Ésta es la primera vez que Ramón Durán mira a los ojos a Allende en todo el día.

– Esa casa es un infierno, tú lo sabes. No es mi casa ni es verdad que Salazar quiera que vuelva.

– Parecía sincero -dice Durán mintiendo, porque la impresión que le ha dado Salazar no es de sinceridad sino de astucia.

– Estoy cansado, Paco -declara Ramón Durán-, todavía podemos quedarnos un día más aquí, ¿no? Quiero decir, tú no te tienes que ir, ¿verdad?

– Desde luego que no. Vamos a bajar a cenar ahora y luego vamos a procurar dormir los dos. Una noche entera. Mañana hablaremos.

– Te estoy muy agradecido. No sé qué voy a hacer. La verdad es ésa.

– Lo que vamos a hacer ahora es cenar, dar un paseo para bajar la cena y subirnos a dormir.

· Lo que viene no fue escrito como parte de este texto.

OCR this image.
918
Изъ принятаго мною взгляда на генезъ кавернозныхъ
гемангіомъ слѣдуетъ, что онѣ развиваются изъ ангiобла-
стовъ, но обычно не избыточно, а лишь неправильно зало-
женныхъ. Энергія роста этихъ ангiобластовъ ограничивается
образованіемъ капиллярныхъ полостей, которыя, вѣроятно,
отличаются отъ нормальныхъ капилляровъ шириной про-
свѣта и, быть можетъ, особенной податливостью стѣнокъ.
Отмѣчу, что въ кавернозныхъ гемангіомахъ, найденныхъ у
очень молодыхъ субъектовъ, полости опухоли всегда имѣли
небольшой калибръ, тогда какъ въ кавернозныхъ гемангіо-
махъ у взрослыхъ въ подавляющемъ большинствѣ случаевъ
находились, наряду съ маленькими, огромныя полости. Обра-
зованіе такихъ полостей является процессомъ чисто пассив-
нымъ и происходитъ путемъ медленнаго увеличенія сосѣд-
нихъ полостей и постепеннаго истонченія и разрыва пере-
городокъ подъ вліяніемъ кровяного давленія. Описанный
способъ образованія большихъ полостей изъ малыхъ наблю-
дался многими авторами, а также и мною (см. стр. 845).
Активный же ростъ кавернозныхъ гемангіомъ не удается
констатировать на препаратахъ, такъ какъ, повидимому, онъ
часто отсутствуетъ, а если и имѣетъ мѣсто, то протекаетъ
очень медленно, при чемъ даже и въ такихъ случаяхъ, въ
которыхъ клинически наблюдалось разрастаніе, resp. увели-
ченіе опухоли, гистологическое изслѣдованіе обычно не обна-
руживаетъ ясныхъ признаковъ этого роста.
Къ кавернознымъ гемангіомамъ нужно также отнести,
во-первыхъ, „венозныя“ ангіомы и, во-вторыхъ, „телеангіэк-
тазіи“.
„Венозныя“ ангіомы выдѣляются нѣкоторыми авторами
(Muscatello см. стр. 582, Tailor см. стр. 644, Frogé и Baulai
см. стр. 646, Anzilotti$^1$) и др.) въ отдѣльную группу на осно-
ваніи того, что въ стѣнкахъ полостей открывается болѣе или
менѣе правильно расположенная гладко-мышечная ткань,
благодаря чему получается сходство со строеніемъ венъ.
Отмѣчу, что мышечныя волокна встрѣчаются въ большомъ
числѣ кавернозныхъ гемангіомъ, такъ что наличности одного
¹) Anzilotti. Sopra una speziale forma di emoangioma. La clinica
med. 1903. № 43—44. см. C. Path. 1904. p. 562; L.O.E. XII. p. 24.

Durán se deja conducir a la cafetería una vez más y allí cenan. Como Allende suponía, Ramón Durán está hambriento. Devora su plato combinado y un banana split. Entre los dos beben una botella de vino tinto. Apenas hablan. Salen a pasear por las calles alrededor del bloque de Chipri y Durán toma la mano de su compañero, como la mano de un niño. Así pasean un rato, sin hablar. Luego vuelven juntos al piso. Mientras suben en el ascensor, Durán se abraza a su compañero llorando y Allende le besa en la cara, en el cuello, en la frente. Durán es ahora un chiquillo que llora y solloza. Es lo mejor que podía pasarles a los dos. Allende acuesta a Ramón en su antiguo cuarto. Le desnuda, le ayuda a meterse en la cama, le tapa. Siente una inmensa ternura por este muchacho que solloza y que no tiene ningún futuro: sólo el remordimiento y el recuerdo de su madre muerta. Allende, a su vez, se desnuda y se acuesta en la cama de Chipri. Deja las dos puertas abiertas. Los dos, agotados, duermen durante toda la noche.